Messages will be redelivered. A consumer crash, network failure, or acknowledgment timeout causes redelivery even when processing succeeded. Design every consumer to handle duplicate messages correctly from day one. Retrofitting idempotency after production incidents is expensive and error-prone.
Message acknowledgment transfers ownership. The queue keeps the message safe and redelivers if needed until the consumer calls ack(). That call transfers responsibility to your code. If your code crashes after acknowledgment, the message is gone. Acknowledge only after processing completes successfully.
Idempotent processing means the same message can be processed multiple times with the same outcome. The simplest pattern checks whether work is already done before doing it:
const alreadySent = await env.DB.prepare(
"SELECT 1 FROM sent_emails WHERE message_id = ?"
).bind(task.messageId).first();
if (!alreadySent) {
await sendEmail(task);
await env.DB.prepare("INSERT INTO sent_emails (message_id) VALUES (?)").bind(task.messageId).run();
}
message.ack();
The check-then-act pattern works for most cases. Naturally idempotent operations (setting a value rather than incrementing, replacing a record rather than appending) need no explicit check. The danger lies in operations that seem idempotent but aren't: sending emails, charging credit cards, incrementing counters, appending to logs. Design for redelivery from the start.
Why no ordering guarantee
Queues do not guarantee message ordering. Messages sent in sequence may arrive out of sequence. This isn't a bug; it's a fundamental consequence of how queues achieve throughput and availability.

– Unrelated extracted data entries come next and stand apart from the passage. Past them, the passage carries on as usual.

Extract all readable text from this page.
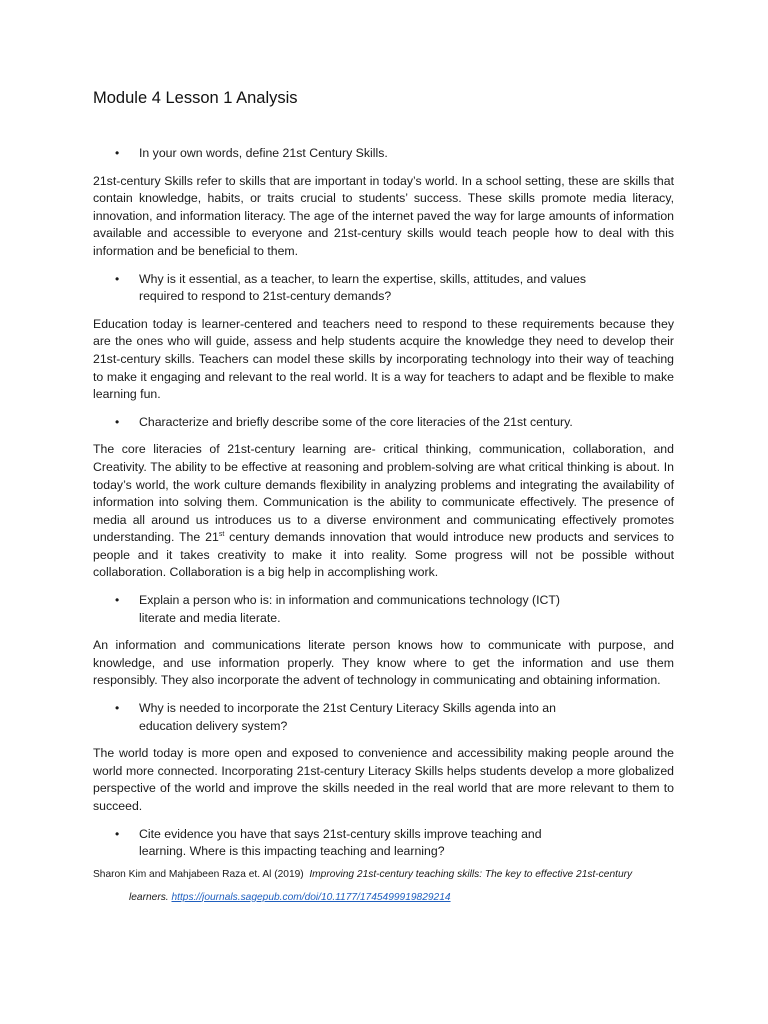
Module 4 Lesson 1 Analysis
• In your own words, define 21st Century Skills.

21st-century Skills refer to skills that are important in today’s world. In a school setting, these are skills that contain knowledge, habits, or traits crucial to students’ success. These skills promote media literacy, innovation, and information literacy. The age of the internet paved the way for large amounts of information available and accessible to everyone and 21st-century skills would teach people how to deal with this information and be beneficial to them.

• Why is it essential, as a teacher, to learn the expertise, skills, attitudes, and values
required to respond to 21st-century demands?

Education today is learner-centered and teachers need to respond to these requirements because they are the ones who will guide, assess and help students acquire the knowledge they need to develop their 21st-century skills. Teachers can model these skills by incorporating technology into their way of teaching to make it engaging and relevant to the real world. It is a way for teachers to adapt and be flexible to make learning fun.

• Characterize and briefly describe some of the core literacies of the 21st century.

The core literacies of 21st-century learning are- critical thinking, communication, collaboration, and Creativity. The ability to be effective at reasoning and problem-solving are what critical thinking is about. In today’s world, the work culture demands flexibility in analyzing problems and integrating the availability of information into solving them. Communication is the ability to communicate effectively. The presence of media all around us introduces us to a diverse environment and communicating effectively promotes understanding. The 21st century demands innovation that would introduce new products and services to people and it takes creativity to make it into reality. Some progress will not be possible without collaboration. Collaboration is a big help in accomplishing work.

• Explain a person who is: in information and communications technology (ICT)
literate and media literate.

An information and communications literate person knows how to communicate with purpose, and knowledge, and use information properly. They know where to get the information and use them responsibly. They also incorporate the advent of technology in communicating and obtaining information.

• Why is needed to incorporate the 21st Century Literacy Skills agenda into an
education delivery system?

The world today is more open and exposed to convenience and accessibility making people around the world more connected. Incorporating 21st-century Literacy Skills helps students develop a more globalized perspective of the world and improve the skills needed in the real world that are more relevant to them to succeed.

• Cite evidence you have that says 21st-century skills improve teaching and
learning. Where is this impacting teaching and learning?
Sharon Kim and Mahjabeen Raza et. Al (2019) Improving 21st-century teaching skills: The key to effective 21st-century
learners. https://journals.sagepub.com/doi/10.1177/1745499919829214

Queue messages may arrive in any order. Don't build elaborate schemes to preserve ordering atop an unordered queue; if you need ordering, you need a different primitive.

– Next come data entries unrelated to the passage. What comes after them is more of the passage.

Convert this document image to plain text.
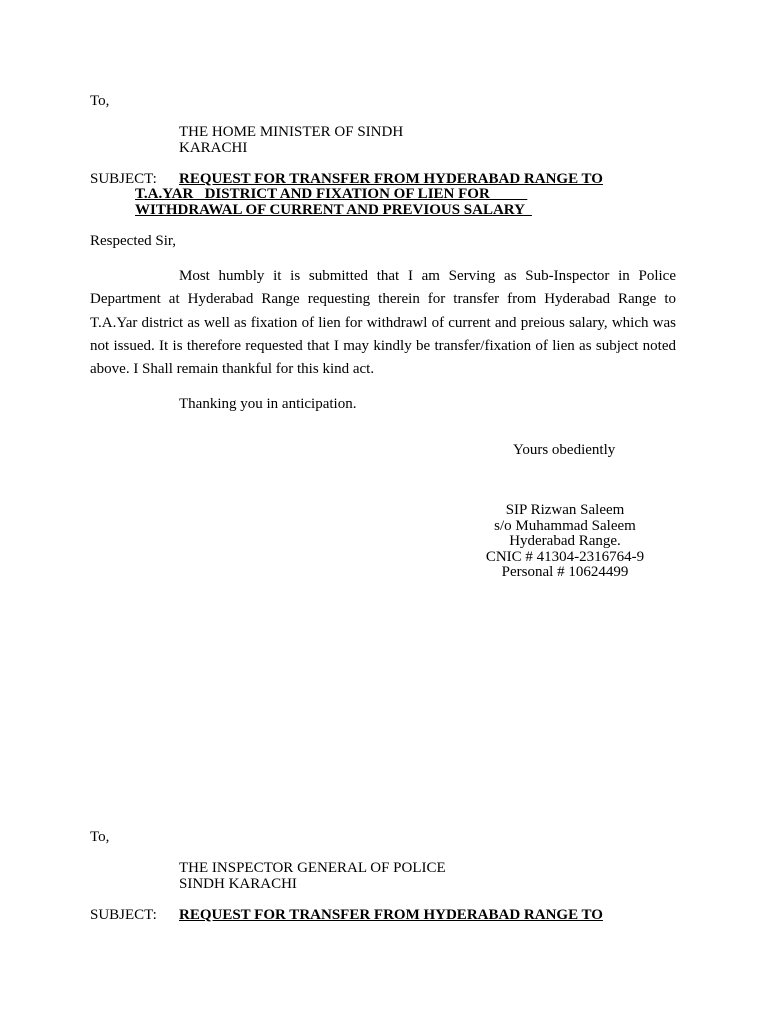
To,
THE HOME MINISTER OF SINDH
KARACHI
SUBJECT: REQUEST FOR TRANSFER FROM HYDERABAD RANGE TO
T.A.YAR   DISTRICT AND FIXATION OF LIEN FOR
WITHDRAWAL OF CURRENT AND PREVIOUS SALARY
Respected Sir,
Most humbly it is submitted that I am Serving as Sub-Inspector in Police Department at Hyderabad Range requesting therein for transfer from Hyderabad Range to T.A.Yar district as well as fixation of lien for withdrawl of current and preious salary, which was not issued. It is therefore requested that I may kindly be transfer/fixation of lien as subject noted above. I Shall remain thankful for this kind act.
Thanking you in anticipation.
Yours obediently
SIP Rizwan Saleem
s/o Muhammad Saleem
Hyderabad Range.
CNIC # 41304-2316764-9
Personal # 10624499
To,
THE INSPECTOR GENERAL OF POLICE
SINDH KARACHI
SUBJECT: REQUEST FOR TRANSFER FROM HYDERABAD RANGE TO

Don't build elaborate schemes to preserve ordering atop an unordered queue. If you need ordering, you need Workflows or Durable Objects, not a queue with ordering logic bolted on. The moment you're tracking sequence numbers and requeueing out-of-order messages, you've chosen the wrong primitive.
Guaranteeing order requires serialisation. If message B must wait for message A, the system processes one message at a time. Ensuring A completes before B starts requires coordination that eliminates the parallelism making queues useful.
Cloudflare could offer a FIFO option like SQS, but FIFO queues are a different product with different tradeoffs: they sacrifice throughput for ordering, require careful partition key design, and cost more. If you need ordering, you're usually describing orchestration rather than queuing: a sequence of dependent operations rather than independent tasks. That's what Workflows provides.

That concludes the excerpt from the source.